> -----Original Message-----
> From: Julian Foad [mailto:julian.foad_at_wandisco.com]
> Sent: woensdag 26 januari 2011 19:11
> To: Branko Čibej
> Cc: dev_at_subversion.apache.org
> Subject: Re: Ref-counting for pristine texts
>
> Can anyone help me work out the rules for guaranteeing consistency of
> the pristine text store?
>
>
> On Wed, 2011-01-19, Branko Čibej wrote:
> > On 18.01.2011 16:58, Julian Foad wrote:
> > > On Thu, 2011-01-13, Branko Čibej wrote:
> > >> This would indicate that the reference counting happens too soon ... in
> > >> other words, that a pristine can be dereferenced whilst some part of
> the
> > >> code (or database) still refers to it. That breaks database consistency
> > >> -- what happens if the user aborts a commit and then calls 'svn
> > >> cleanup', for example?
> > >
> > > If what I said about 'commit' is correct, then yes, that's bad and we
> > > should look for a better way. But I haven't tested it properly; I
> > > noticed that the commit failed saying that the DB failed a 'REFERENCES'
> > > clause, and what I said here is a hypothesis about how that happened.
> [...]
>
> I've had a chance to look at this now. What happens now is
> svn_client_commit5() does this:
>
> svn_client__do_commit()
> # Among other things, for each file being committed, this
> installs into the pristine text store a version that will
> later be referred to as the new base version, and returns
> the SHA1 checksum of that.
>
> if the commit succeeded:
> for each committed item:
> post_process_commit_item(..., item->sha1_checksum)

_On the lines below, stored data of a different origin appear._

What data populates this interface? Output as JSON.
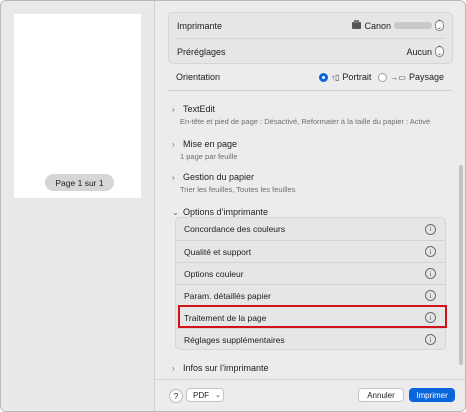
{
  "preview": {
    "page_label": "Page 1 sur 1"
  },
  "top_group": {
    "printer_label": "Imprimante",
    "printer_value": "Canon",
    "presets_label": "Préréglages",
    "presets_value": "Aucun"
  },
  "orientation": {
    "label": "Orientation",
    "portrait_label": "Portrait",
    "landscape_label": "Paysage",
    "selected": "Portrait"
  },
  "sections": [
    {
      "title": "TextEdit",
      "subtitle": "En-tête et pied de page : Désactivé, Reformater à la taille du papier : Activé"
    },
    {
      "title": "Mise en page",
      "subtitle": "1 page par feuille"
    },
    {
      "title": "Gestion du papier",
      "subtitle": "Trier les feuilles, Toutes les feuilles"
    }
  ],
  "printer_options": {
    "title": "Options d’imprimante",
    "items": [
      "Concordance des couleurs",
      "Qualité et support",
      "Options couleur",
      "Param. détaillés papier",
      "Traitement de la page",
      "Réglages supplémentaires"
    ]
  },
  "printer_info": {
    "title": "Infos sur l’imprimante"
  },
  "footer": {
    "help": "?",
    "pdf": "PDF",
    "cancel": "Annuler",
    "print": "Imprimer"
  },
  "colors": {
    "accent": "#0a66dd",
    "highlight": "#d0131a"
  }
}
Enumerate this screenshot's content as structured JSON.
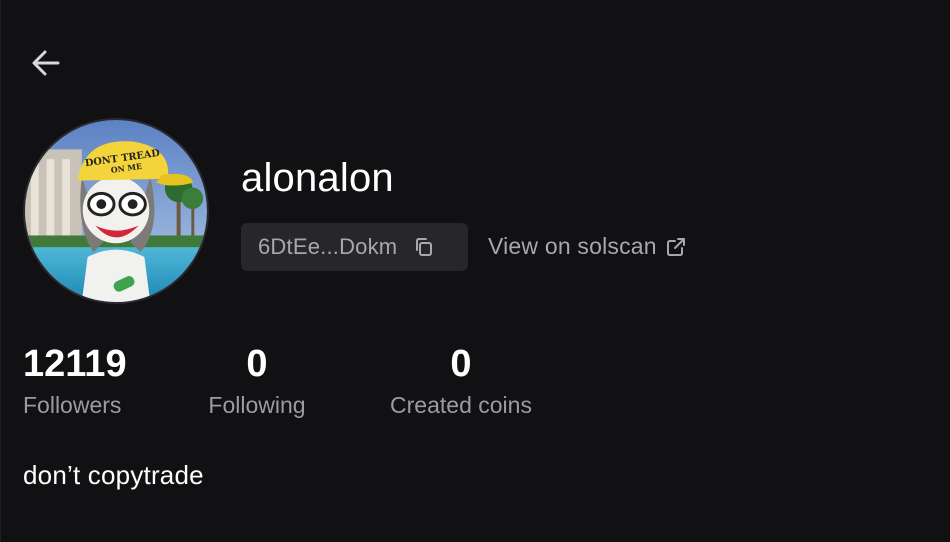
{
  "profile": {
    "username": "alonalon",
    "address_short": "6DtEe...Dokm",
    "solscan_label": "View on solscan",
    "bio": "don’t copytrade",
    "avatar_text": "DONT TREAD ON ME"
  },
  "stats": {
    "followers": {
      "value": "12119",
      "label": "Followers"
    },
    "following": {
      "value": "0",
      "label": "Following"
    },
    "created": {
      "value": "0",
      "label": "Created coins"
    }
  },
  "icons": {
    "back": "arrow-left-icon",
    "copy": "copy-icon",
    "external": "external-link-icon"
  },
  "colors": {
    "background": "#111113",
    "chip": "#26262b",
    "muted_text": "#a7a7ad",
    "text": "#ffffff"
  }
}
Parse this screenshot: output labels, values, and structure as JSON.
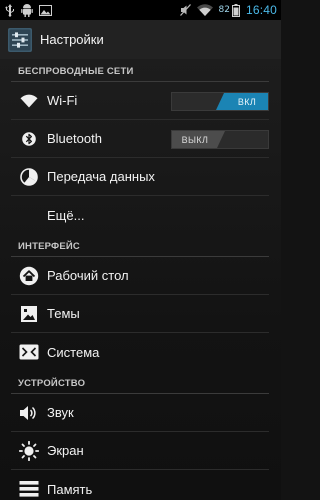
{
  "status_bar": {
    "battery_percent": "82",
    "time": "16:40",
    "left_icons": [
      "usb-icon",
      "android-debug-icon",
      "image-icon"
    ],
    "right_icons": [
      "mute-icon",
      "wifi-signal-icon",
      "battery-icon"
    ]
  },
  "action_bar": {
    "title": "Настройки",
    "icon": "settings-sliders-icon"
  },
  "sections": {
    "wireless": {
      "header": "БЕСПРОВОДНЫЕ СЕТИ",
      "wifi": {
        "label": "Wi-Fi",
        "toggle": "ВКЛ",
        "state": "on"
      },
      "bluetooth": {
        "label": "Bluetooth",
        "toggle": "ВЫКЛ",
        "state": "off"
      },
      "data_usage": {
        "label": "Передача данных"
      },
      "more": {
        "label": "Ещё..."
      }
    },
    "interface": {
      "header": "ИНТЕРФЕЙС",
      "desktop": {
        "label": "Рабочий стол"
      },
      "themes": {
        "label": "Темы"
      },
      "system": {
        "label": "Система"
      }
    },
    "device": {
      "header": "УСТРОЙСТВО",
      "sound": {
        "label": "Звук"
      },
      "display": {
        "label": "Экран"
      },
      "memory": {
        "label": "Память"
      }
    }
  },
  "colors": {
    "accent": "#1b84b4",
    "clock": "#4bb9e8",
    "background": "#131313"
  }
}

> # This changes the WC DB to reference the SHA1 checksum
> of the new pristine text.
>
> The problem is that after svn_client__do_commit(), the new pristine
> texts are in the store but unreferenced.
>
> We need to decide on the rule that determines at what times the
> reference counts can be assumed correct.
>
> * Always correct outside a DB txn?
Previously we used a somewhat reversed definition: as long as there are work queue items or working-copy locks, you can't assume pristines are unreferenced.
Note that there can be multiple clients accessing/modifying a working copy at the same time even though they don't have a sqlite transaction open. (An update doesn’t keep it's transaction open for the entire update process).